Kekuatan sebuah Do’a
Sebuah riwayat mengisahkan bahwa ketika Allah swt
menciptakan Nabi Adam as yang rencananya akan ditempatkan di muka bumi,
mengundang Tanya para malaikat, “Mampukah manusia menempati bumi?” Pasalnya, ketika itu bumi belum stabil, tidak berputar pada porosnya. Masih bergerak tak menentu tanpa arah yang pasti.
“Aku akan menjadikan gunung!” Ketika gunung tercipta maka bumipun menjadi tenang. Bergerak stabil berputar pada porosnya.
Para malaikat pun terheran-heran menyaksikan kekuatan pasak bumi bernama gunung yang sangat hebat itu. Mereka pun penasaran dan bertanya lagi kepada Allah swt, sehingga terjadilah dialog selanjutnya.
“Adakah yang lebih kuat daripada gunung?”
“Ada, yaitu besi!”
“Adakah yang lebih kuat daripada besi?”
“Ada, yaitu api!”
“Adakah yang lebih kuat daripada api?”
“Ada, yaitu air!”
“Adakah yang lebih kuat daripada air?”
“Ada, yaitu angin!”
“Adakah yang lebih kuat daripada angin?”
“Ada, yaitu do’a!”
Dialog di atas menunjukkan betapa dahsyat kekuatan sebuah kata bernama “do’a”. Do’a bukan
semata-mata sesuatu yang harus diutarakan secara formal sesuai dengan
tuntunan yang telah diajarkan Rasulullah saw, tetapi juga segala yang
terucap secara lisan ataupun masih dalam hati sekalipun. Do’a setiap makhluk akan selalu didengar oleh-Nya dan niscaya akan diperkenankan.
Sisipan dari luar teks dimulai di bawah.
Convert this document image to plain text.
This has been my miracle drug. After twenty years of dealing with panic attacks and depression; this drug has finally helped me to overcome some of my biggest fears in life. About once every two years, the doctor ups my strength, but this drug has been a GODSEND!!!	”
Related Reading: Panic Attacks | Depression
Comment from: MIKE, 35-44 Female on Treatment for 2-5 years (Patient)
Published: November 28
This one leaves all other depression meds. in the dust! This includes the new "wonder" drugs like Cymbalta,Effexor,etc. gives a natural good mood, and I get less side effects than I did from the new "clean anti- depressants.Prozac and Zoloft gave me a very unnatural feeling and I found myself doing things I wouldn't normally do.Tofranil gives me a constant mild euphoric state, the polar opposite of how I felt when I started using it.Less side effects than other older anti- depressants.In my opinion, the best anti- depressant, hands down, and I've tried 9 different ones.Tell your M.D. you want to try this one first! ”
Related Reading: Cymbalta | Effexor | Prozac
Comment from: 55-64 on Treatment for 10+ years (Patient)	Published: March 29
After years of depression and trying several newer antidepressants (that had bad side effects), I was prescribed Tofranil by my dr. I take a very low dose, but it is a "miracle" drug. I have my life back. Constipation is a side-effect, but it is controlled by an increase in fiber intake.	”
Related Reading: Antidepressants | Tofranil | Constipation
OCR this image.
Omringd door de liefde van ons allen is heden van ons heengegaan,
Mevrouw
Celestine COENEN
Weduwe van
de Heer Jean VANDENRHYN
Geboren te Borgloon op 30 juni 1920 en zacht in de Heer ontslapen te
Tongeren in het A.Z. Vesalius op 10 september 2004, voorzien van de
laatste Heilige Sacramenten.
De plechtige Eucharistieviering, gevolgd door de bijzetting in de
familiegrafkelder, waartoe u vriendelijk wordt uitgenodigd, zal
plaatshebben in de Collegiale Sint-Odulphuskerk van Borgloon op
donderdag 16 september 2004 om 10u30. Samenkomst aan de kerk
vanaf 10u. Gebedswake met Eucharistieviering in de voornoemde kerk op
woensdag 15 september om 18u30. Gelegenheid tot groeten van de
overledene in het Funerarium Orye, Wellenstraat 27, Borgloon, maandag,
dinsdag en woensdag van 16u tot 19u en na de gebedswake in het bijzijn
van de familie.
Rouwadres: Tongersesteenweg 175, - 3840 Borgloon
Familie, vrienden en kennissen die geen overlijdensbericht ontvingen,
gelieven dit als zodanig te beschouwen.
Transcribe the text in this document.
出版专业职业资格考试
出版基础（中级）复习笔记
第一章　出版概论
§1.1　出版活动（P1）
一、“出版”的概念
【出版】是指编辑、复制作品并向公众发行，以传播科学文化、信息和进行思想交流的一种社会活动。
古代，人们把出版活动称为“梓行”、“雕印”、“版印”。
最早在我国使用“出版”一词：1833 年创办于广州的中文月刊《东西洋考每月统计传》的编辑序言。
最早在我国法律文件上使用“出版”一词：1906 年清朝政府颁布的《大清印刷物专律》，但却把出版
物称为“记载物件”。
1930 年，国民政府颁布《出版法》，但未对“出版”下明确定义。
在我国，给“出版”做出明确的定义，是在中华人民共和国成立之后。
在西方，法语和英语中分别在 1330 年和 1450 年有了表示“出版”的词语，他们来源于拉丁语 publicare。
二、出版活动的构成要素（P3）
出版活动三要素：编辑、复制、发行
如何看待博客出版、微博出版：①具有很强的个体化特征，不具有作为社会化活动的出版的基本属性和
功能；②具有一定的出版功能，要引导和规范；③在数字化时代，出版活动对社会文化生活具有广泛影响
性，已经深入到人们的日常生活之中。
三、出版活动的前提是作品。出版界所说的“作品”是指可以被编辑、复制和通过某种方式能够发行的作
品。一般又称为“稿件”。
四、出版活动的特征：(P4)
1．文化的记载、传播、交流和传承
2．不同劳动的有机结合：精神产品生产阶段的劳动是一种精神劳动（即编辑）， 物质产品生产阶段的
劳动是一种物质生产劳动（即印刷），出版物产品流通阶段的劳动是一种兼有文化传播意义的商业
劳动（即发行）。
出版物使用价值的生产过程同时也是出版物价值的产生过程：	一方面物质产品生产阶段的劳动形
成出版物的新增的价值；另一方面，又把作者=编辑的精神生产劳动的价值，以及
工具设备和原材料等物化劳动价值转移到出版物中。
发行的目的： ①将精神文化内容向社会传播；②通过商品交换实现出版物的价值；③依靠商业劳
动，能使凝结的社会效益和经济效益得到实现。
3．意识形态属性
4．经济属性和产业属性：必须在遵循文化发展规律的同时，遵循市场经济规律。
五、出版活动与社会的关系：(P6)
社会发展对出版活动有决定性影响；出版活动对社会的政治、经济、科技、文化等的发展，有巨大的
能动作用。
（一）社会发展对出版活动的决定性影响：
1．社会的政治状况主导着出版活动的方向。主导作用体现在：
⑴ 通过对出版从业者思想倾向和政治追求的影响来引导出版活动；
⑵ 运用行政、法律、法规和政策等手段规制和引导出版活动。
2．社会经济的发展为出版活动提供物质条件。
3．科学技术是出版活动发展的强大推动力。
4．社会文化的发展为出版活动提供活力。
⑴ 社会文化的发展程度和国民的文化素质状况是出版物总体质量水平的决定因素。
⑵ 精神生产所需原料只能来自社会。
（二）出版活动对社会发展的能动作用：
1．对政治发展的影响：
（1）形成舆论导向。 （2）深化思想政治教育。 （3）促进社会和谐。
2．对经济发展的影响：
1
Dalam Al Qur’an surat Al-Mu’min (40) ayat 60, Allah swt berfirman:
Dan Tuhanmu berfirman: “Berdoalah kepada-Ku,
niscaya akan Kuperkenankan bagimu. Sesungguhnya orang-orang yang
menyombongkan diri dari menyembah-Ku akan masuk neraka Jahanam dalam
keadaan hina dina”.
Setiap Perkataan adalah Do’a
Pada beberapa kesempatan, kekuatan do’a dapat disaksikan dengan begitu mudahnya. Beberapa
cerita yang kami tulis berikut ini merupakan bukti nyata yang dinukil
dari pengalaman menjalankan tugas menagih pajak daerah.
Di era keterbukaan informasi dan keberdayaan masyarakat maka tugas penagihan pajak merupakan sebuah tantangan tersendiri. Masyarakat bisa dengan berani dan secara terbuka menyampaikan opini mereka tentang kami yang disamakan dengan Gayus!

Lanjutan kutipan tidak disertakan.